[Python-ideas] PEP 485: A Function for testing approximate equality

Wed Jan 28 01:38:04 CET 2015

:

On Tue, Jan 27, 2015 at 01:31:25PM -0800, Chris Barker wrote:
> I'm still looking for a case where a user would likely pass the same
> value into the function in a different order -- wouldn't s/he pick an
> order (maybe arbitratily) and use that?

Sometimes you *can't* pick an order (as in my dict example), and
sometimes your data picks its own order (for example, using all_close()
or similar to check the consistency of experimental results).
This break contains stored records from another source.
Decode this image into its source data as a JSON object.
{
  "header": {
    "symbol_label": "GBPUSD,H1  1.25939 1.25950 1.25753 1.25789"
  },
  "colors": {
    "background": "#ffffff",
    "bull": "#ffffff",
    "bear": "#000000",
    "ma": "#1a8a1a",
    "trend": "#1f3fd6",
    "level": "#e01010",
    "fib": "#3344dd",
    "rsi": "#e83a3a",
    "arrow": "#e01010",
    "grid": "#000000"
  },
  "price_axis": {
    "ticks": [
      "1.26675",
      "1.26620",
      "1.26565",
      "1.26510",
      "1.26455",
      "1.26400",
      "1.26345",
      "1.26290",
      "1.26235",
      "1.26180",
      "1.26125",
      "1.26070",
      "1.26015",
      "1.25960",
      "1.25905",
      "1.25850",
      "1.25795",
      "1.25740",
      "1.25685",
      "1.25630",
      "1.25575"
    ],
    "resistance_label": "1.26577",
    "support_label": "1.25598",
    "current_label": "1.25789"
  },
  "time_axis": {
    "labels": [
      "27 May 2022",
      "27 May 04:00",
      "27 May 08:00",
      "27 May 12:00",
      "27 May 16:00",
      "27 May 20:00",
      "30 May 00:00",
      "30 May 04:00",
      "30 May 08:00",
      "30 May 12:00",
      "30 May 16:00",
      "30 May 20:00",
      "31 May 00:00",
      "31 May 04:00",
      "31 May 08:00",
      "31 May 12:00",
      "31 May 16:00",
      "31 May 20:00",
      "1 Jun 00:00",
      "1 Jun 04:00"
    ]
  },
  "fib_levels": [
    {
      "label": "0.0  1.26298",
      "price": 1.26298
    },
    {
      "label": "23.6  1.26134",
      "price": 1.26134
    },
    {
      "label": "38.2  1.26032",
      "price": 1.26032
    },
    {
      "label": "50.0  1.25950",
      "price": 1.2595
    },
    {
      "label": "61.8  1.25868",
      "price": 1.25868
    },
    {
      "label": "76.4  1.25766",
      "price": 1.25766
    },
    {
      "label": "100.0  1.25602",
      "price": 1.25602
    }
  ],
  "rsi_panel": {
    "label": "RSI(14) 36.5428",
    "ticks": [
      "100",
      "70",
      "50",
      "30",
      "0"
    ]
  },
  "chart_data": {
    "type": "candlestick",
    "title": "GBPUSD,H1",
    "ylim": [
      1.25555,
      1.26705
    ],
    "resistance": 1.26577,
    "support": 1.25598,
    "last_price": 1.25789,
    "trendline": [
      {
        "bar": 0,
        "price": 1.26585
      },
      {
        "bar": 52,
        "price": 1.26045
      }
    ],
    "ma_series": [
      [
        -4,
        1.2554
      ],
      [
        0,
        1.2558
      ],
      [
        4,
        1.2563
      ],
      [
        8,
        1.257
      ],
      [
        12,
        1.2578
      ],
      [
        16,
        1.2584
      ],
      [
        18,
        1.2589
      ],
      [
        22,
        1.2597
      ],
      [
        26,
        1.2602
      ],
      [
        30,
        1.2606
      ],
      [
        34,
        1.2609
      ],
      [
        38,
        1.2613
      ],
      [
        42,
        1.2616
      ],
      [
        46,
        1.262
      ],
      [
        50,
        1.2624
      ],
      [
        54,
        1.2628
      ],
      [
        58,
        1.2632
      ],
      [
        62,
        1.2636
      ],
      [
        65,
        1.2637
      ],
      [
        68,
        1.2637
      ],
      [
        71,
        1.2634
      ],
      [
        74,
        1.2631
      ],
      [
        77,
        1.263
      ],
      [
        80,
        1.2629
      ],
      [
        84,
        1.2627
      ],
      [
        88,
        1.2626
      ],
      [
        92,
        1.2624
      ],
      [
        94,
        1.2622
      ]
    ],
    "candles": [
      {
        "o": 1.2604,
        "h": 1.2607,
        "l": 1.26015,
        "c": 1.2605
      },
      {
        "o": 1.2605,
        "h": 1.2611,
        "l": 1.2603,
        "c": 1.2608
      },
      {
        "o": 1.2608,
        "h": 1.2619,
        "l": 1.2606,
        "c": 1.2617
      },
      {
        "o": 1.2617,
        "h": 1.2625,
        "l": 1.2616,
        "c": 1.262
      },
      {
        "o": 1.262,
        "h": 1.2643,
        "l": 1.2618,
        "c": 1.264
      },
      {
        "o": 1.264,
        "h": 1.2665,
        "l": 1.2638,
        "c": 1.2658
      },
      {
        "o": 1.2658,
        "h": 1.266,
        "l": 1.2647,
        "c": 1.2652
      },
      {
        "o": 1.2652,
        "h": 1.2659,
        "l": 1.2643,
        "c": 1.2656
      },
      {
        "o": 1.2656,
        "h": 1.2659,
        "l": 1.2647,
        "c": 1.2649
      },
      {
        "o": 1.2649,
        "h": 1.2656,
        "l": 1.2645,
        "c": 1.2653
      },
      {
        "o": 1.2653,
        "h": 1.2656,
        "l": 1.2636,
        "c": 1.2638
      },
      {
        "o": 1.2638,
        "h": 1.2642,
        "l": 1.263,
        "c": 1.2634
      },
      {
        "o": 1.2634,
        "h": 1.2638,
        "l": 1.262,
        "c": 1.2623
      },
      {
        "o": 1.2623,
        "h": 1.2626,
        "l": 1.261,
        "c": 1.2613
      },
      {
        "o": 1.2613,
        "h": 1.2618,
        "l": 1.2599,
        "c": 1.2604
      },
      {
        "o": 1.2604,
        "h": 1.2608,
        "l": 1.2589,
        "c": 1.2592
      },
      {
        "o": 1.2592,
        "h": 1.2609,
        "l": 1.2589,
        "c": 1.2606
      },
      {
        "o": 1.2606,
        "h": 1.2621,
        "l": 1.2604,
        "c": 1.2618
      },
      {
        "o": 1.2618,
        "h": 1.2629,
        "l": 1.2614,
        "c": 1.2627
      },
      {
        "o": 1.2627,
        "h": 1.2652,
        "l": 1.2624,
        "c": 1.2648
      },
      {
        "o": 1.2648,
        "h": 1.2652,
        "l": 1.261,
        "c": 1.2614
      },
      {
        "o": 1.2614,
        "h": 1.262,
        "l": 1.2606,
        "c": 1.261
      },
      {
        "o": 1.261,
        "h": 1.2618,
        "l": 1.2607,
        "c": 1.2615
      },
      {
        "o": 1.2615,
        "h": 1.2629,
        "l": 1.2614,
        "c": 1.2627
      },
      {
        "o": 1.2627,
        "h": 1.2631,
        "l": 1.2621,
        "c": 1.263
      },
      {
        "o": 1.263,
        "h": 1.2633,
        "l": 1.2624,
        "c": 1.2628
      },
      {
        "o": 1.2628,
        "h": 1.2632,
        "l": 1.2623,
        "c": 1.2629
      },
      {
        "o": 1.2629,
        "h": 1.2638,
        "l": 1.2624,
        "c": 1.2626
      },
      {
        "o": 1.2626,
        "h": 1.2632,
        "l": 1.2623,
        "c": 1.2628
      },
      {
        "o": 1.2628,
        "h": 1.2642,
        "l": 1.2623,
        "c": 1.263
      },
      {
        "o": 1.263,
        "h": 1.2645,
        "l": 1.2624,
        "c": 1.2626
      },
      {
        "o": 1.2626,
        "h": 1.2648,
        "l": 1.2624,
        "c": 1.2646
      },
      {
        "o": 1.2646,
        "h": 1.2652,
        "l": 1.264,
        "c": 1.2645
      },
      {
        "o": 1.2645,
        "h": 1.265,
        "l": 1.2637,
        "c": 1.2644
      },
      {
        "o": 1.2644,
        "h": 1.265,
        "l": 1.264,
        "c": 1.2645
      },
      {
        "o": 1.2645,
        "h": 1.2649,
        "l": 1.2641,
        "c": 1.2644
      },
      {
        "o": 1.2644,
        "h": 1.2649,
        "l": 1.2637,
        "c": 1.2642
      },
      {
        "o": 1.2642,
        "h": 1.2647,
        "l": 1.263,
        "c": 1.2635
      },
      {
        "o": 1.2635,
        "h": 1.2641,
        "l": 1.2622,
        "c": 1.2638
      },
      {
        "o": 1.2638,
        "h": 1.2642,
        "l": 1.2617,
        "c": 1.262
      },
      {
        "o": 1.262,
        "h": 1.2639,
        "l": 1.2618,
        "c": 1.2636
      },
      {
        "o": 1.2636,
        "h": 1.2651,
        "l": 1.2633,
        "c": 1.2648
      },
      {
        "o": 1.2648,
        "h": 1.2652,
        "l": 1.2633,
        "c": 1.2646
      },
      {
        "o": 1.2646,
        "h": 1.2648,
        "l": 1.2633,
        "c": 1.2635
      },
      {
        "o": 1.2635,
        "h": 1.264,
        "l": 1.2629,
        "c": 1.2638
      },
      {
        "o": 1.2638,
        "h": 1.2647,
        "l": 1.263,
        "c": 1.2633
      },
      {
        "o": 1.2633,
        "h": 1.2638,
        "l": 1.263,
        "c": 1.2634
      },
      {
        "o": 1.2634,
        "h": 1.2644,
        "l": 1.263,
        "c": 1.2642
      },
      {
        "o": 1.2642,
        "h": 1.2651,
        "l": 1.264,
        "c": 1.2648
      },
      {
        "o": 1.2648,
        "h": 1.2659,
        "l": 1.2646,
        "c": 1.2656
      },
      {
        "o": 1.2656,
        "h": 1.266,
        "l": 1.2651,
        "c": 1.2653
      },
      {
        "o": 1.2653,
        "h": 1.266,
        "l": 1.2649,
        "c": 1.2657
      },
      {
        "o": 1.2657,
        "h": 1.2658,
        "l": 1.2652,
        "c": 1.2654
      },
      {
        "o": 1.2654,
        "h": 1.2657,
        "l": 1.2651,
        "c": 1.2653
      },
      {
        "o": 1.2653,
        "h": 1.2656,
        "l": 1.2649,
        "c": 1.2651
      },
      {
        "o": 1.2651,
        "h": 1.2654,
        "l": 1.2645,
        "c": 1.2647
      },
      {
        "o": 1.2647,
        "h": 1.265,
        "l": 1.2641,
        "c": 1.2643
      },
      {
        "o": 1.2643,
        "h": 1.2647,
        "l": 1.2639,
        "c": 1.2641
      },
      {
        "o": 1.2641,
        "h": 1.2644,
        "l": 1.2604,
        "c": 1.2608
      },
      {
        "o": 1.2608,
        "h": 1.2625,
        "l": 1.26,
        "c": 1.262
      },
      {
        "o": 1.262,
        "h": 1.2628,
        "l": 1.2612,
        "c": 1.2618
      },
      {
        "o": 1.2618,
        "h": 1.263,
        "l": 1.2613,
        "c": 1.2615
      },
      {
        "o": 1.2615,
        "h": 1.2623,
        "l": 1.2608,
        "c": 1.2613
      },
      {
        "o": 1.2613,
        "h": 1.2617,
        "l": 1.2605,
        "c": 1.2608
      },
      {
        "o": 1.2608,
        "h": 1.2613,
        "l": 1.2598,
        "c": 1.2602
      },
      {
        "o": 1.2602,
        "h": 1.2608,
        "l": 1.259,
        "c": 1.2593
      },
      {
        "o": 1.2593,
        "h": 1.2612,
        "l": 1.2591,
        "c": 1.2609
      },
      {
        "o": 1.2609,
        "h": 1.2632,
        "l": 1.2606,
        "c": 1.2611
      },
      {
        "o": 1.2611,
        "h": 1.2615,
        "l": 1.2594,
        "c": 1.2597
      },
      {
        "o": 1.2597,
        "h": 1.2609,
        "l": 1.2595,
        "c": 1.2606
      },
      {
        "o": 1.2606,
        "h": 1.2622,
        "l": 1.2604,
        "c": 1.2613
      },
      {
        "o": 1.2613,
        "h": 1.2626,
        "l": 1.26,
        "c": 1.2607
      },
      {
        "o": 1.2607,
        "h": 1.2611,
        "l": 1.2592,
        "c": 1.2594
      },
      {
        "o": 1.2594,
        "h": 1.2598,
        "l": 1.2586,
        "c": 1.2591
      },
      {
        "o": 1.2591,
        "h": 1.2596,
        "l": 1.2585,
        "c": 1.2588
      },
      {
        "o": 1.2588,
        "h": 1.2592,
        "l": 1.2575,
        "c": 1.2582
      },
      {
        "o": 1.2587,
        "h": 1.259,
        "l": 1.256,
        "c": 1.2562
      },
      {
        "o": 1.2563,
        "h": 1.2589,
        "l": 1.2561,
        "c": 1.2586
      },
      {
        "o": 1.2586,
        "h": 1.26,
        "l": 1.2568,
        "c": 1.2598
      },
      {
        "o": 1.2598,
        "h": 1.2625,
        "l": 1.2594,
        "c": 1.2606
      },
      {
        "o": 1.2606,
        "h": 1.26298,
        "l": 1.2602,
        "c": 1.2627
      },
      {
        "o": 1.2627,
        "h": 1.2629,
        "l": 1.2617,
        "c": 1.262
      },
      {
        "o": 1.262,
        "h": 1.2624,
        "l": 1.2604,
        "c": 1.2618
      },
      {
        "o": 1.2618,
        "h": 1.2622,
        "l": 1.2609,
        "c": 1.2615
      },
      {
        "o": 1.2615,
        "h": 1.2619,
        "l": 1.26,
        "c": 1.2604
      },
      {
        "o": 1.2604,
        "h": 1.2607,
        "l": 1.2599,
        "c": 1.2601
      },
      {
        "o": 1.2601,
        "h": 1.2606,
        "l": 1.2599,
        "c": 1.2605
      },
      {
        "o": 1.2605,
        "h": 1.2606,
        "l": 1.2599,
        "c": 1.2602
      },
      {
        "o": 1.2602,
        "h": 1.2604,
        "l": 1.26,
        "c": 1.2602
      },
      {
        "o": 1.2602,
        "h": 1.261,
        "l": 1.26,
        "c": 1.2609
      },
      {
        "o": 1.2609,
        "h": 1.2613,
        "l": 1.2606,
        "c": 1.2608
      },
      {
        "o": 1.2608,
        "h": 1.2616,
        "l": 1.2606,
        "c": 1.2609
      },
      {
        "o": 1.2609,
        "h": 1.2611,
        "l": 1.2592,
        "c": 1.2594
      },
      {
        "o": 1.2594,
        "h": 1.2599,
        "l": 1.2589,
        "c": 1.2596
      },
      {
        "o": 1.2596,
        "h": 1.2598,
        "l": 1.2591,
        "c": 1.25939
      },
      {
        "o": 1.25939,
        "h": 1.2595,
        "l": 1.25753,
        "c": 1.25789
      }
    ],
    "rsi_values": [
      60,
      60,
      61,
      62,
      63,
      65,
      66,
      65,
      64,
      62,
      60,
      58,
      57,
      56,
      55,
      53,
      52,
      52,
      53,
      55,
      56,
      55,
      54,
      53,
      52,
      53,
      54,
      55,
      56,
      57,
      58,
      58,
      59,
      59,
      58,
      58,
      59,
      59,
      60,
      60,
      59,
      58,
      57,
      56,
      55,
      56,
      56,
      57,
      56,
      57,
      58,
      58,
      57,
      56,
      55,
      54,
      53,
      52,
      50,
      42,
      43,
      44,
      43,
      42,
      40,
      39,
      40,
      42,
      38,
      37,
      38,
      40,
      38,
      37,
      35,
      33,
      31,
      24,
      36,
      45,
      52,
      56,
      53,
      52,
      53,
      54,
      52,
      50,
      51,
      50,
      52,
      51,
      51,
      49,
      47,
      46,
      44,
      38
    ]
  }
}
On Tue, Jan 27, 2015 at 02:00:05PM -0800, Chris Barker wrote:
> On Tue, Jan 27, 2015 at 1:52 PM, Paul Moore <p.f.moore at gmail.com> wrote:
> 
> > The order of dictionary iteration is arbitrary. Thanks to hash
> > randomization, the order will differ each time the program is run.
> 
> duh, of course!.
> 
> But question remains -- legitimate use case, or pathological example?
> 
> This kind of points to a is_close_to() and a are are_close() function
> (better than a flag, yes?) but that really does seem like overkill.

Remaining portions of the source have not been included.